Bir hadiste şöyle buyurulmuştur: “Gafiller topluluğu arasında Allâh’ı zikreden kimse, bir topluluk cihaddan kaçarken, kaçmayıp sarsılmadan düşmanla savaşan kimse gibidir.”
Bir hadiste: “Gafiller arasında Allâh’ı zikreden kimse (ordu) savaştan kaçarken, kendisi kafirlerle savaşan kimse gibidir. Karanlıkta evdeki kandil gibidir, sonbaharda yaprakları dökülen ağaçlar arasında taptaze ve yemyeşil bir ağaç gibidir. Allâhü Te’âlâ böyle kimseye Cennet’teki köşkünü (ölmeden) önce gösterir. Bütün insan ve canlıların sayısı kadar günahı mağfiret olunur. Bütün bu dereceler, gaflet meclislerinde Allâh’ı zikretmekle kazanılır. Yoksa böyle gaflet meclislerine katılmak yasaklanmıştır.”
Bir hadiste “Aşîreden yani yâranlık meclislerinden sakınınız” buyurulmuştur. Azizi (r.aleyh) diyor ki: “Yani Allâh (c.c.)’den başka şeyler konuşulan boş şeylerle, oyun ve eğlence ile vakit geçirilen meclislerden sakının” demektir.
Abdurrahmân bin Sehl (r.a.)’dan, Resûlullâh (s.a.v.) evinde iken şu ayet indi: “Sabah ve akşam Rablerine dua eden kimselerle beraber nefsini sabırlı tut.” (Kehf-28) Resûlullâh (s.a.v.) bu ayet indikten sonra bu kişileri aramaya çıktı. Aralarında saçları karışmış, derileri kurumuş, yalnız bir tane örtüleri olan (altlarına bir peştamal bağlamış, üzerleri çıplak olan) bir topluluk gördü ve yanlarında oturdu ve “Ümmetimden yanlarında oturmam emredilen kimseler yaratan Allâh’a hamd olsun” dedi. (İbn-i Cerir, Taberani, Dürrü Mensur)

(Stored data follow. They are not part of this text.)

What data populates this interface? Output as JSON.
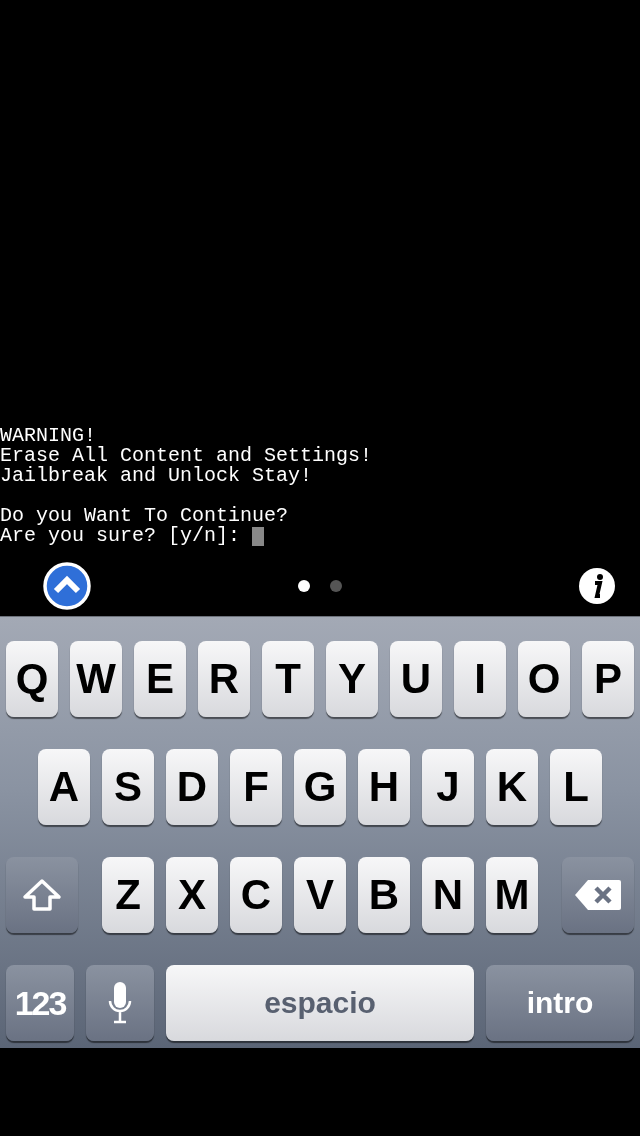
{
  "terminal": {
    "blocks": [
      [
        "WARNING!",
        "Erase All Content and Settings!",
        "Jailbreak and Unlock Stay!"
      ],
      [
        "Do you Want To Continue?",
        "Are you sure? [y/n]:"
      ]
    ],
    "cursor": true
  },
  "pages": [
    {
      "selected": true
    },
    {
      "selected": false
    }
  ],
  "keyboard": {
    "rows": [
      [
        {
          "kind": "letter",
          "label": "Q"
        },
        {
          "kind": "letter",
          "label": "W"
        },
        {
          "kind": "letter",
          "label": "E"
        },
        {
          "kind": "letter",
          "label": "R"
        },
        {
          "kind": "letter",
          "label": "T"
        },
        {
          "kind": "letter",
          "label": "Y"
        },
        {
          "kind": "letter",
          "label": "U"
        },
        {
          "kind": "letter",
          "label": "I"
        },
        {
          "kind": "letter",
          "label": "O"
        },
        {
          "kind": "letter",
          "label": "P"
        }
      ],
      [
        {
          "kind": "letter",
          "label": "A"
        },
        {
          "kind": "letter",
          "label": "S"
        },
        {
          "kind": "letter",
          "label": "D"
        },
        {
          "kind": "letter",
          "label": "F"
        },
        {
          "kind": "letter",
          "label": "G"
        },
        {
          "kind": "letter",
          "label": "H"
        },
        {
          "kind": "letter",
          "label": "J"
        },
        {
          "kind": "letter",
          "label": "K"
        },
        {
          "kind": "letter",
          "label": "L"
        }
      ],
      [
        {
          "kind": "shift"
        },
        {
          "kind": "letter",
          "label": "Z"
        },
        {
          "kind": "letter",
          "label": "X"
        },
        {
          "kind": "letter",
          "label": "C"
        },
        {
          "kind": "letter",
          "label": "V"
        },
        {
          "kind": "letter",
          "label": "B"
        },
        {
          "kind": "letter",
          "label": "N"
        },
        {
          "kind": "letter",
          "label": "M"
        },
        {
          "kind": "delete"
        }
      ]
    ],
    "bottom_row": {
      "numbers_key": "123",
      "space_key": "espacio",
      "return_key": "intro"
    }
  }
}
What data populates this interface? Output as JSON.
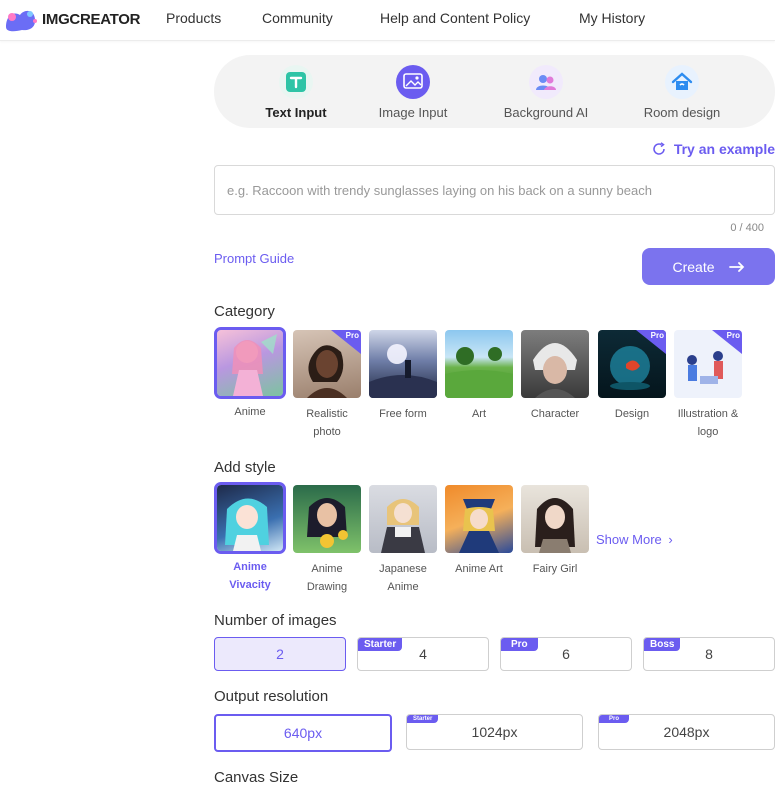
{
  "header": {
    "logo_text": "IMGCREATOR",
    "nav": [
      "Products",
      "Community",
      "Help and Content Policy",
      "My History"
    ]
  },
  "mode_tabs": [
    {
      "label": "Text Input",
      "icon": "text-t-icon",
      "color": "#2ec4a6",
      "active": true
    },
    {
      "label": "Image Input",
      "icon": "image-icon",
      "color": "#6b5cf0",
      "active": false
    },
    {
      "label": "Background AI",
      "icon": "people-icon",
      "color": "#c67cf2",
      "active": false
    },
    {
      "label": "Room design",
      "icon": "house-icon",
      "color": "#2d8cf0",
      "active": false
    }
  ],
  "prompt": {
    "try_example": "Try an example",
    "placeholder": "e.g. Raccoon with trendy sunglasses laying on his back on a sunny beach",
    "value": "",
    "counter": "0 / 400",
    "guide_link": "Prompt Guide",
    "create_label": "Create"
  },
  "category": {
    "title": "Category",
    "pro_label": "Pro",
    "items": [
      {
        "label": "Anime",
        "selected": true,
        "pro": false
      },
      {
        "label": "Realistic photo",
        "selected": false,
        "pro": true
      },
      {
        "label": "Free form",
        "selected": false,
        "pro": false
      },
      {
        "label": "Art",
        "selected": false,
        "pro": false
      },
      {
        "label": "Character",
        "selected": false,
        "pro": false
      },
      {
        "label": "Design",
        "selected": false,
        "pro": true
      },
      {
        "label": "Illustration & logo",
        "selected": false,
        "pro": true
      }
    ]
  },
  "style": {
    "title": "Add style",
    "show_more": "Show More",
    "items": [
      {
        "label": "Anime Vivacity",
        "selected": true
      },
      {
        "label": "Anime Drawing",
        "selected": false
      },
      {
        "label": "Japanese Anime",
        "selected": false
      },
      {
        "label": "Anime Art",
        "selected": false
      },
      {
        "label": "Fairy Girl",
        "selected": false
      }
    ]
  },
  "num_images": {
    "title": "Number of images",
    "options": [
      {
        "value": "2",
        "tier": "",
        "selected": true
      },
      {
        "value": "4",
        "tier": "Starter",
        "selected": false
      },
      {
        "value": "6",
        "tier": "Pro",
        "selected": false
      },
      {
        "value": "8",
        "tier": "Boss",
        "selected": false
      }
    ]
  },
  "resolution": {
    "title": "Output resolution",
    "options": [
      {
        "value": "640px",
        "tier": "",
        "selected": true
      },
      {
        "value": "1024px",
        "tier": "Starter",
        "selected": false
      },
      {
        "value": "2048px",
        "tier": "Pro",
        "selected": false
      }
    ]
  },
  "canvas": {
    "title": "Canvas Size"
  },
  "colors": {
    "accent": "#6b5cf0",
    "create_button": "#7b73ee",
    "tabs_bg": "#f3f3f3"
  }
}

Başka bir hadiste Resûlullâh (s.a.v.) onları aramaya çıkınca, onları mescidin son kısmında oturmuş, Allâh’ı zikrederlerken buldu ve şöyle buyurdu: “Benim hayatımda ümmetimden kendileriyle oturmam emredilen insanlar yaratan Allâh’a hamd olsun” dedi. Sonra “Sizinle birlikte yaşayıp, sizinle birlikte öleceğim. Yani hayatta ve ölümde dost ve arkadaşlarım ancak sîzlersiniz” buyurdu.